We’ve already caught wind of the Lenovo K800 and Orange’s newly-announced Santa Clara but Intel CEO Paul Otellini isn’t content to leave their push into mobile at that.

Otellini has just announced that Intel has entered into partnerships with a handful of companies in hopes of solidifying their place in the smartphone market. Among those new partners are relative unknowns like Lava International, to major players like ZTE and Visa.

Lava’s first Intel-powered smartphone offering is dubbed the Xolo X900 (pictured left), which Intel seems to hope will give the company a stronger presence in the Indian market.

It’s a huge growth opportunity for Intel — Otellini noted that India’s smartphone market has recently tripled, and according to Lava International co-founder Vishal Sehgal, there’s a significant difference between India’s smartphone and feature phone customers. Otellini and Sehgal presumably hope to wow those Indian smartphone shoppers with a bit of horsepower, as the X900 sports a 1.6GHz Medfield chipset and a graphics processor running at over 400MHz.

ZTE will help Intel push into China with their own Medfield device, though Executive VP He Shiyou didn’t offer up any specifics beside a vague 2H 2012 release window. With these two new additions, Intel now has four smartphone manufacturers taking significant interest in their mobile platform, a far cry from their stance last year.

With that, of course, comes new chip offerings from Intel. First up, the current Z2460 chip will now be able to clock speeds of up to 2GHz, while the lineup has been filled out with new chips like the Z2580 chip and the Z2000. The Z2580 is said to double the performance of its predecessor, along with adding support for LTE. Meanwhile, the Z2000 is meant for lower-end handsets, clocking in at 1GHz.
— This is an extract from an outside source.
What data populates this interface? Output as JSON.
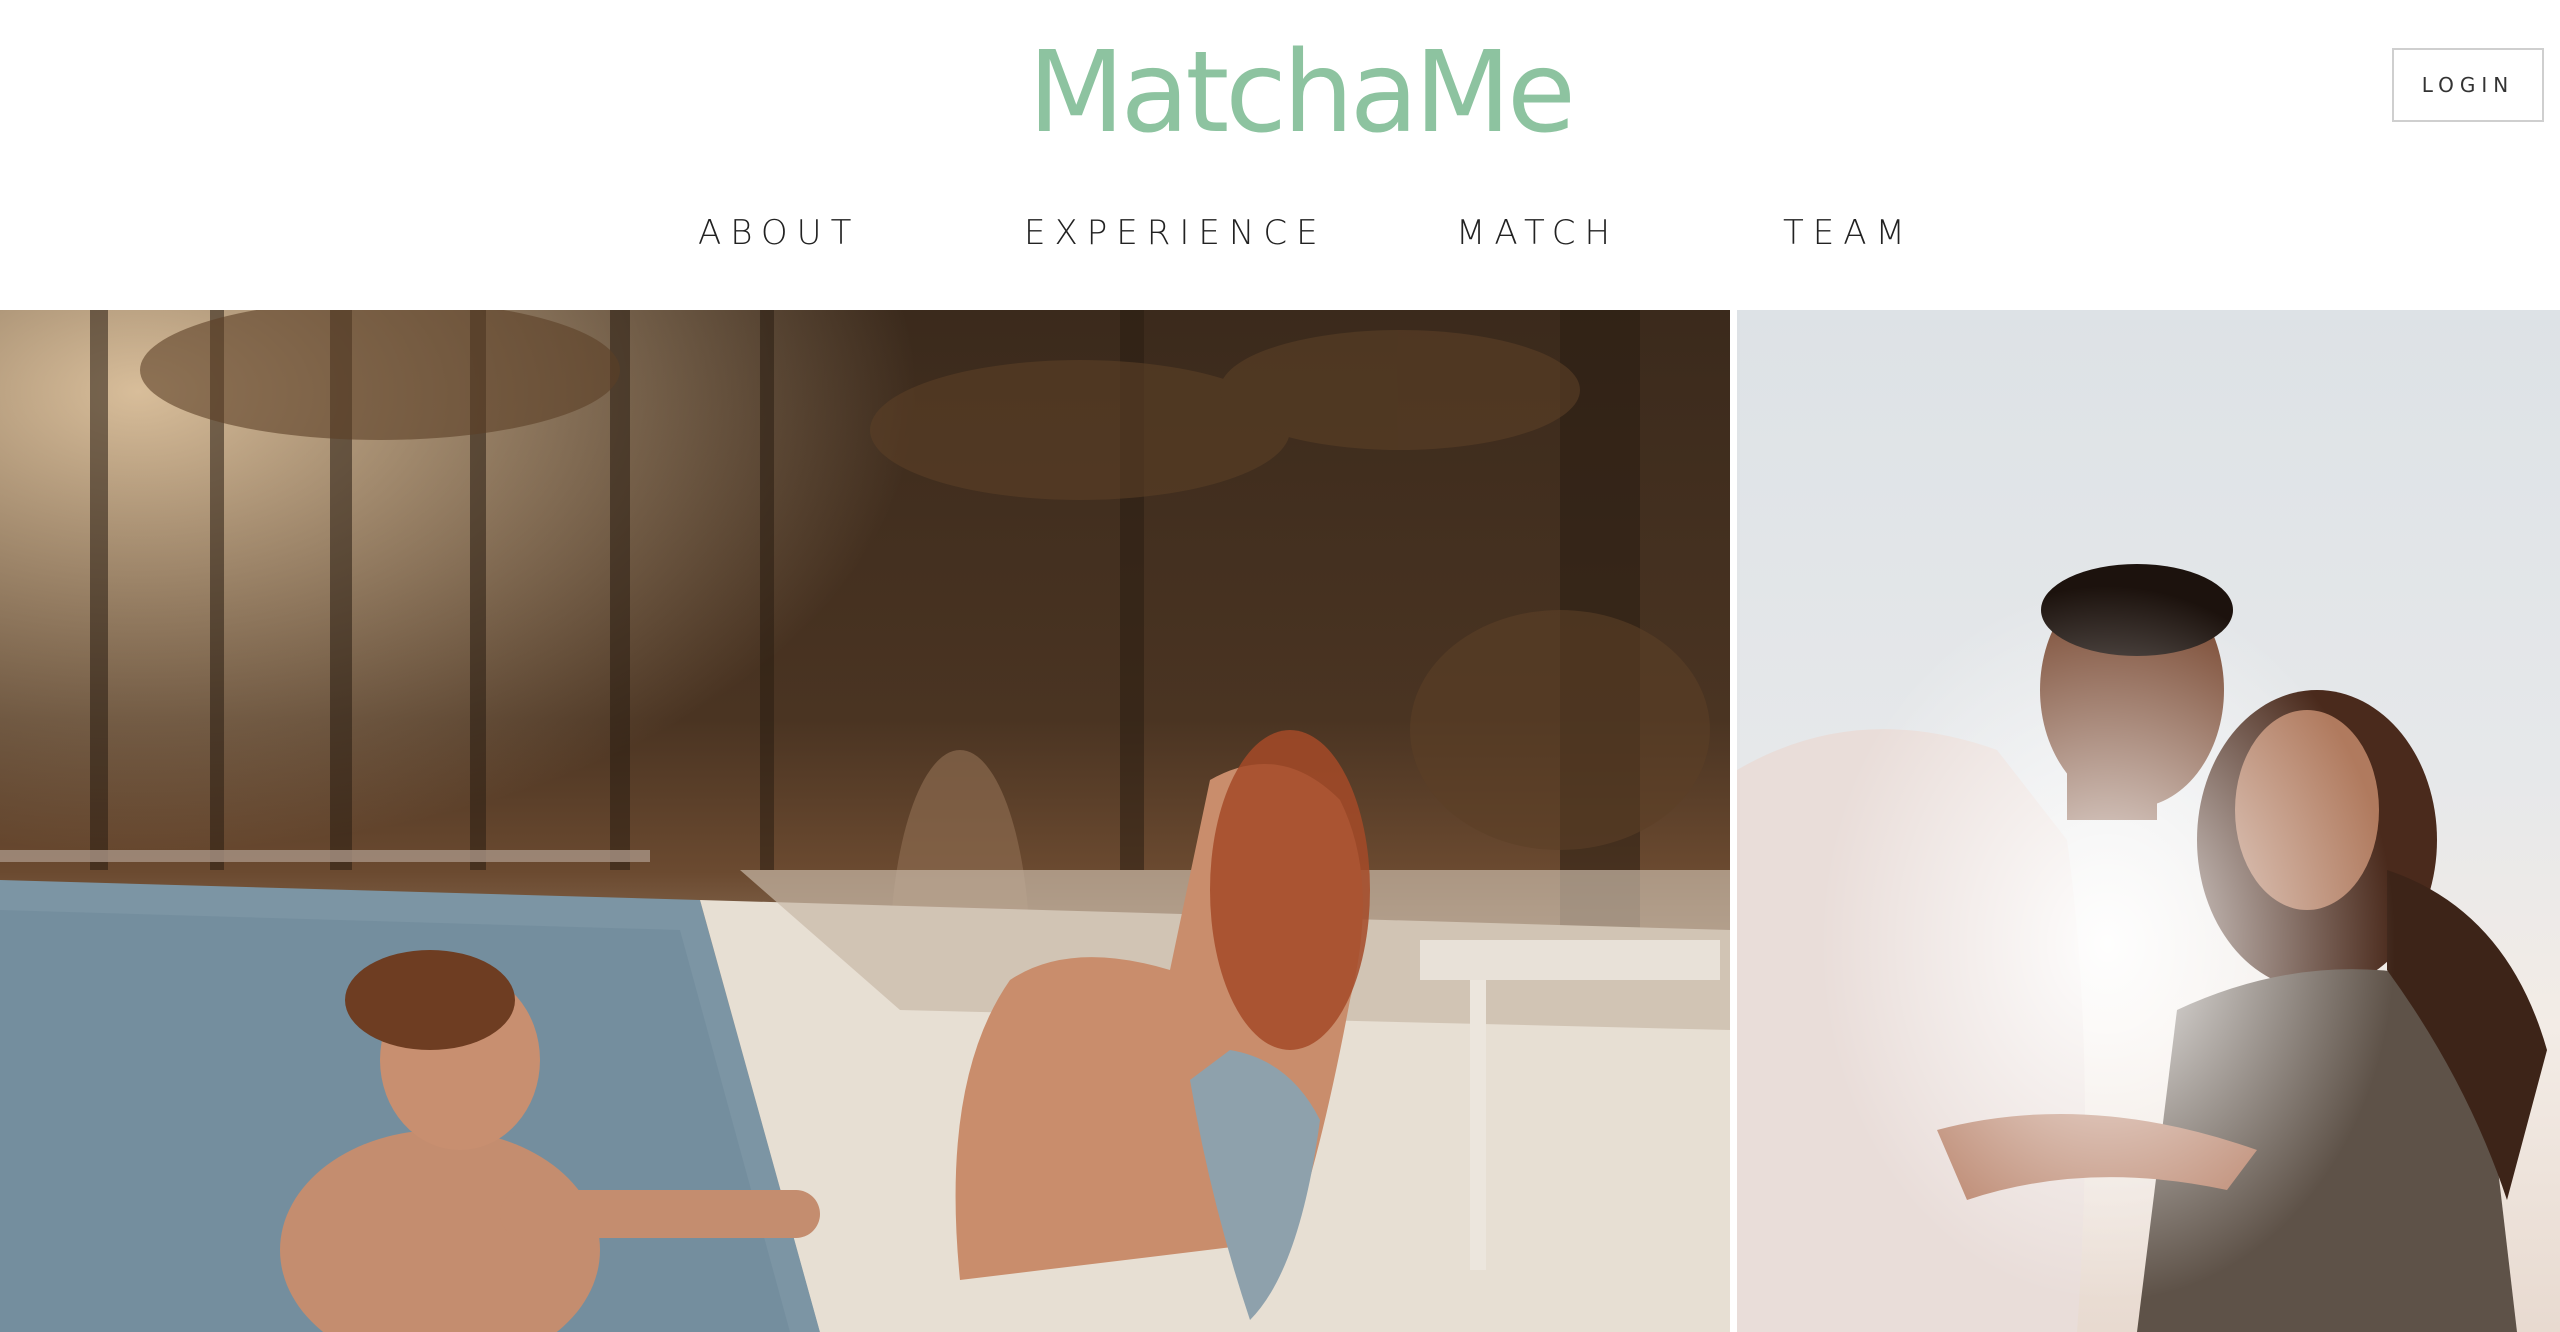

Of course, it would be awfully short-sighted of Intel just to target OEMs. The smartphone market rookie needed something else to bolster their status as a contender, and to that end Otellini was joined by Visa President John Partridge to announce a multi-year partnership to bring mobile payments to smartphones that use Intel’s mobile platform. Intel’s current reference design packs support for Visa’s payWave contactless mobile payment system.

These new partnerships have added a bit of wind to Intel’s sails, and according to Otellini, their mobile future is looking bright. When asked what it would take for big hardware vendors like Samsung and LG to make the switch to Intel’s chips, he noted that the chips they have in production were enough to “light a fire” under them.